Advanced Asset Management through Monitoring and Diagnostics

Advanced tools and technologies are needed for integrating disparate sources of data and information to enhance monitoring, trending, diagnostics, benchmarking, cross-functional analysis, and O&M decision-making.

Ongoing and planned EPRI R&D activities address the following topics:

  • Fault Signatures, Mapping, and Detection: Fundamentally, equipment degradation is expressed through faults. Mapping faults for equipment and subsequent ability to detect these faults are key to early detection, assessment, diagnosis, and determining the appropriate time and type of maintenance.
  • Embedded Diagnostics: Smart components and devices integrating condition monitoring and self-diagnostic capabilities for early-onset detection of faults, drift, and performance anomalies.
  • Integrated Prognostics: Advanced analytics linking fleet-wide online monitoring systems, equipment reliability and preventive maintenance databases, and other innovations to inform operational decision-making and guide condition-based maintenance.
  • Modeling & Simulation: Integrated materials degradation and aging, component, and process models for condition and remaining life assessment, forecasting, and prognostic applications.

Enhanced Operations and Maintenance through Digital Worker Technologies

To support O&M personnel as they make rounds and perform specific functions and tasks, innovations are needed to improve situational awareness, provide access to needed information and resources, ensure safety and procedural compliance, increase efficiency, avoid wasted or duplicative effort, and reduce errors and the need for rework. Digital devices in combination with access to the appropriate data will create digital workers and enable plant personnel to shift their focus from gathering data to planning and performing work.
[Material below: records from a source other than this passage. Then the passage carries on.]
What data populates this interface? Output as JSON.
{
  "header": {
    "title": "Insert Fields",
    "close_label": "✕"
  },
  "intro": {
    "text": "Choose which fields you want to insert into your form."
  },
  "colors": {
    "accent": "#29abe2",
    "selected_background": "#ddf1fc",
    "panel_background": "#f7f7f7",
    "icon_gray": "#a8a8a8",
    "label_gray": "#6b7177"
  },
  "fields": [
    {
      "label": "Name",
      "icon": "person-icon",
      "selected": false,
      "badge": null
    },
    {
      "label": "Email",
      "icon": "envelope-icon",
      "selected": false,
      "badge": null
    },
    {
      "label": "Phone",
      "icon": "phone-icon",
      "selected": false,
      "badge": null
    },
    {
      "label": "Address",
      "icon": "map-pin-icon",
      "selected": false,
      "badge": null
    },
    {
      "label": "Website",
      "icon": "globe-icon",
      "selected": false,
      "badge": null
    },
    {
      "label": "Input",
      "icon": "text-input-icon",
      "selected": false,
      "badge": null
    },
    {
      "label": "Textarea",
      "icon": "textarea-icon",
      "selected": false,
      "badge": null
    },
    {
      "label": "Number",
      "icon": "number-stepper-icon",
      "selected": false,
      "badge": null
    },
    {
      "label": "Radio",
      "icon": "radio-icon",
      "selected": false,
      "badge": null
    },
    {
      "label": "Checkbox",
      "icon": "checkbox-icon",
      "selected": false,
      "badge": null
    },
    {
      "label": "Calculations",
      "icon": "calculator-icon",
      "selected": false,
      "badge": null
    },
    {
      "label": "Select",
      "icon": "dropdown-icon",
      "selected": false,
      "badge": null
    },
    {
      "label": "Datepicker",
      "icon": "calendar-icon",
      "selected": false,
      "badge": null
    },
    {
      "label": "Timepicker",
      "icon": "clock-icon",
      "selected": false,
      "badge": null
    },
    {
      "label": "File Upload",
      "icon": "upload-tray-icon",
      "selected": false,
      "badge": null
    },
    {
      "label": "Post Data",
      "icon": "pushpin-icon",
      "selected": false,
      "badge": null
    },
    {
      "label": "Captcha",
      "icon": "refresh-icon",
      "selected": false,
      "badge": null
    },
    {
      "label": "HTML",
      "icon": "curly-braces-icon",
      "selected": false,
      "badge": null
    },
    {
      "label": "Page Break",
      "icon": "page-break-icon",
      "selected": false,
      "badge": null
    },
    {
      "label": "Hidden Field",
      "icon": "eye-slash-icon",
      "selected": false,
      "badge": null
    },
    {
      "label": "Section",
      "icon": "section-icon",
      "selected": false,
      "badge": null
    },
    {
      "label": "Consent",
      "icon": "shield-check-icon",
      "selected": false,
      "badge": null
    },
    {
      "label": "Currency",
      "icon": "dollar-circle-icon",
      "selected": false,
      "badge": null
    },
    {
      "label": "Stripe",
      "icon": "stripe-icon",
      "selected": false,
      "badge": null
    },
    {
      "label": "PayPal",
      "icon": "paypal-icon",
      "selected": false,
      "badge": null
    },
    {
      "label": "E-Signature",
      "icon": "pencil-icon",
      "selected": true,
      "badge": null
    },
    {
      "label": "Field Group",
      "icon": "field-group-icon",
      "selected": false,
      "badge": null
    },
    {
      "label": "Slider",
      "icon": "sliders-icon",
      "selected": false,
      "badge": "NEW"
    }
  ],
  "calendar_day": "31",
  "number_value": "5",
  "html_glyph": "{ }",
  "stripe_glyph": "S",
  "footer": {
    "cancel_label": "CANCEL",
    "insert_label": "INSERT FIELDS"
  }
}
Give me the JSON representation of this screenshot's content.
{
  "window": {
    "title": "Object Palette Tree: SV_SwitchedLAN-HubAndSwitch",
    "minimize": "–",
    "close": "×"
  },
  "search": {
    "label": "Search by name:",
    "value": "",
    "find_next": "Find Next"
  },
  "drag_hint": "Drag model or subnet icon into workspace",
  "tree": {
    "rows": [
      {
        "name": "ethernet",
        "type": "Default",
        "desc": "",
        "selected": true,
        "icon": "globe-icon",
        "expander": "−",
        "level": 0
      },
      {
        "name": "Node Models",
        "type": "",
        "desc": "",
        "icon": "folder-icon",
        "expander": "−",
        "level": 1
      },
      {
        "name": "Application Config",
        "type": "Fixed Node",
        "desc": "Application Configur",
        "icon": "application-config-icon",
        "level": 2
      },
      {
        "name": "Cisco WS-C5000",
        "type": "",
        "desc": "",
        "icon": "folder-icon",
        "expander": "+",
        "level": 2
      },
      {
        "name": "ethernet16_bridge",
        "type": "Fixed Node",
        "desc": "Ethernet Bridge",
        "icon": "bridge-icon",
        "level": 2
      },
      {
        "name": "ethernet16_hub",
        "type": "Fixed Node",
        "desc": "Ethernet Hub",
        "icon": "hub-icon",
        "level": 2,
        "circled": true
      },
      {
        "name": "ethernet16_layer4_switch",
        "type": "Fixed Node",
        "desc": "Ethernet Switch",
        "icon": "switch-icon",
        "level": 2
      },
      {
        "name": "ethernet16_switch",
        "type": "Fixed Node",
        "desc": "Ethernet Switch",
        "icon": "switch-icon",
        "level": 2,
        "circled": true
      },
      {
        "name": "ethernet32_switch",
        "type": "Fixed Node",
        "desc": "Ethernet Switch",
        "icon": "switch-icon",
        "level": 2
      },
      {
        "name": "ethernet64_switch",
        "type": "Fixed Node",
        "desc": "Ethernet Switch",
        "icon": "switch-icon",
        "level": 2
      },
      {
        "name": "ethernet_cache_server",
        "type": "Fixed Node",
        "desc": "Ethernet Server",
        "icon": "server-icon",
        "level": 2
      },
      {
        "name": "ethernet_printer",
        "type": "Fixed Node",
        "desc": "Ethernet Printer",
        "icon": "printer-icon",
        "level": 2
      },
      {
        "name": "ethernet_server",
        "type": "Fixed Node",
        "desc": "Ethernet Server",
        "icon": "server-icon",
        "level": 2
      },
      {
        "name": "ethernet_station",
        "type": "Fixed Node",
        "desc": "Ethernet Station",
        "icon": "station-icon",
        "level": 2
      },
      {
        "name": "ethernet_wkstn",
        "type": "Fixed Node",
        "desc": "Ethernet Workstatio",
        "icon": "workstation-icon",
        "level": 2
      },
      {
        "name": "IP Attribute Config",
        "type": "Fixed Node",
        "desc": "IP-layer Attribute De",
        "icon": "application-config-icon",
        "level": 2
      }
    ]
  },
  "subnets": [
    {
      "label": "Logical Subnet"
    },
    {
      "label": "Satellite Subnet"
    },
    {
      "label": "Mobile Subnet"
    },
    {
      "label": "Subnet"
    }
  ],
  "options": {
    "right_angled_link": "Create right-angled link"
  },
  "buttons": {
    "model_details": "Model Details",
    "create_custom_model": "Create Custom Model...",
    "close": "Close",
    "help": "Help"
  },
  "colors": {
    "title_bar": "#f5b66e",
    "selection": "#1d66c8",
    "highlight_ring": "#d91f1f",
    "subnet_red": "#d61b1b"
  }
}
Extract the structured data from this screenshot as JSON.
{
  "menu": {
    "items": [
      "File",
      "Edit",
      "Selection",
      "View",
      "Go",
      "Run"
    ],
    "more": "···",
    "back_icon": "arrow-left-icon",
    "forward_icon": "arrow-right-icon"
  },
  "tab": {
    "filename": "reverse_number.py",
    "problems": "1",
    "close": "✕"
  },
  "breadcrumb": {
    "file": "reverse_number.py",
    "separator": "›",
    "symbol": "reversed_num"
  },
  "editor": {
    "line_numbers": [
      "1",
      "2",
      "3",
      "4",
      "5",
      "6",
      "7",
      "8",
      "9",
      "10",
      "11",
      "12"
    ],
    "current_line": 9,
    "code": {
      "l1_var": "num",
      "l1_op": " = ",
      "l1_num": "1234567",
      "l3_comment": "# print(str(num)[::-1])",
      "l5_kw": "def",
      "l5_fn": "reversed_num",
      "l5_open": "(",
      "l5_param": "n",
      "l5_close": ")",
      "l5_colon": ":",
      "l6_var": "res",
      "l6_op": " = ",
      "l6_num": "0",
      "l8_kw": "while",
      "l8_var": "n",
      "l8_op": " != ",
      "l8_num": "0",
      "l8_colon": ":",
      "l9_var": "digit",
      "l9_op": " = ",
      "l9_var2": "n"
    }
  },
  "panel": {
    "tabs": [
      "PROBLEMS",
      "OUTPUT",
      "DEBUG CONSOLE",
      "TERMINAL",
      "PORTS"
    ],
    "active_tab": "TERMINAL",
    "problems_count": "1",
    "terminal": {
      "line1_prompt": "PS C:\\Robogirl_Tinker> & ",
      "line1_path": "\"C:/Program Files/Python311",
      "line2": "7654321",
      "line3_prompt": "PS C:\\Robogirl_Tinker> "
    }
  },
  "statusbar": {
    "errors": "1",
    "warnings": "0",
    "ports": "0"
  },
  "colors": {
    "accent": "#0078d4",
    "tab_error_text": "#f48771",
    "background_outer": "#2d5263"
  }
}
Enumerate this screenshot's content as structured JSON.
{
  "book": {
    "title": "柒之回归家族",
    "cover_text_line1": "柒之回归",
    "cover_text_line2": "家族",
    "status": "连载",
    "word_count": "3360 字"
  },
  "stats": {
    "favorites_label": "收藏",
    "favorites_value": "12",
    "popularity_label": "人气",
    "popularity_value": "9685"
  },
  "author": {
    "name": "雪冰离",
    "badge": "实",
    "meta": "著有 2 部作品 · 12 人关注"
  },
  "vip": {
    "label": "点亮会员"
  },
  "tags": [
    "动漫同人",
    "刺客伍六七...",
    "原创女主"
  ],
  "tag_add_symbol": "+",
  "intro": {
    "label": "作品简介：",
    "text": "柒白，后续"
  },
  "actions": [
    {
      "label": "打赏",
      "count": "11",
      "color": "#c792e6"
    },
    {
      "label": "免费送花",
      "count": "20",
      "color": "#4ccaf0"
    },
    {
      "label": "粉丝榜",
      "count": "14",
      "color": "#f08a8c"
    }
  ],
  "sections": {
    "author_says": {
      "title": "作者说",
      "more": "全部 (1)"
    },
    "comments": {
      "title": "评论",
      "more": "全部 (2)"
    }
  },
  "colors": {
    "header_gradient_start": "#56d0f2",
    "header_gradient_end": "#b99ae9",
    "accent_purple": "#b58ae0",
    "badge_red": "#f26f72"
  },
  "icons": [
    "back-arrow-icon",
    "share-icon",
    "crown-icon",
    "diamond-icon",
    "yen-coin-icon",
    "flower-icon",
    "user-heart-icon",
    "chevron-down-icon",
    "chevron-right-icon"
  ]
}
The digital worker represents a combination of several technologies and the use of digital devices including mobile and augmented reality devices to access data while in the field.  Successful deployment of digital worker technologies requires an in-depth understanding of operations and maintenance functions, and appreciation for the necessary functionality of the mobile or augmented reality devices, and the requisite information that needs to be displayed or accessed via the devices while in the field. Because each of these areas require very different skill sets, collaboration is key to successful development and application.

Ongoing and planned EPRI R&D activities address the following topics:

  • Digital Worker: Handheld and wearable computing platforms integrating automated verification and reporting, information retrieval, augmented reality, and additional innovations to enhance inspection, diagnosis, calibration, repair, and other tasks.
  • Operations. Advanced tools, technologies, and strategies for monitoring real-time conditions, optimizing process control, increasing plant productivity, lowering costs, and balancing revenues against reliability impacts.
  • Maintenance. Advanced tools, technologies, and strategies for optimizing staffing, scheduling, inventory, and investment to reduce costs, maintain reliability, and ensure operational readiness when both online and offline.
  • Human Performance: Advanced tools and technologies for streamlining and automating work processes, capturing expert knowledge, training new staff, and delivering actionable information to plant personnel.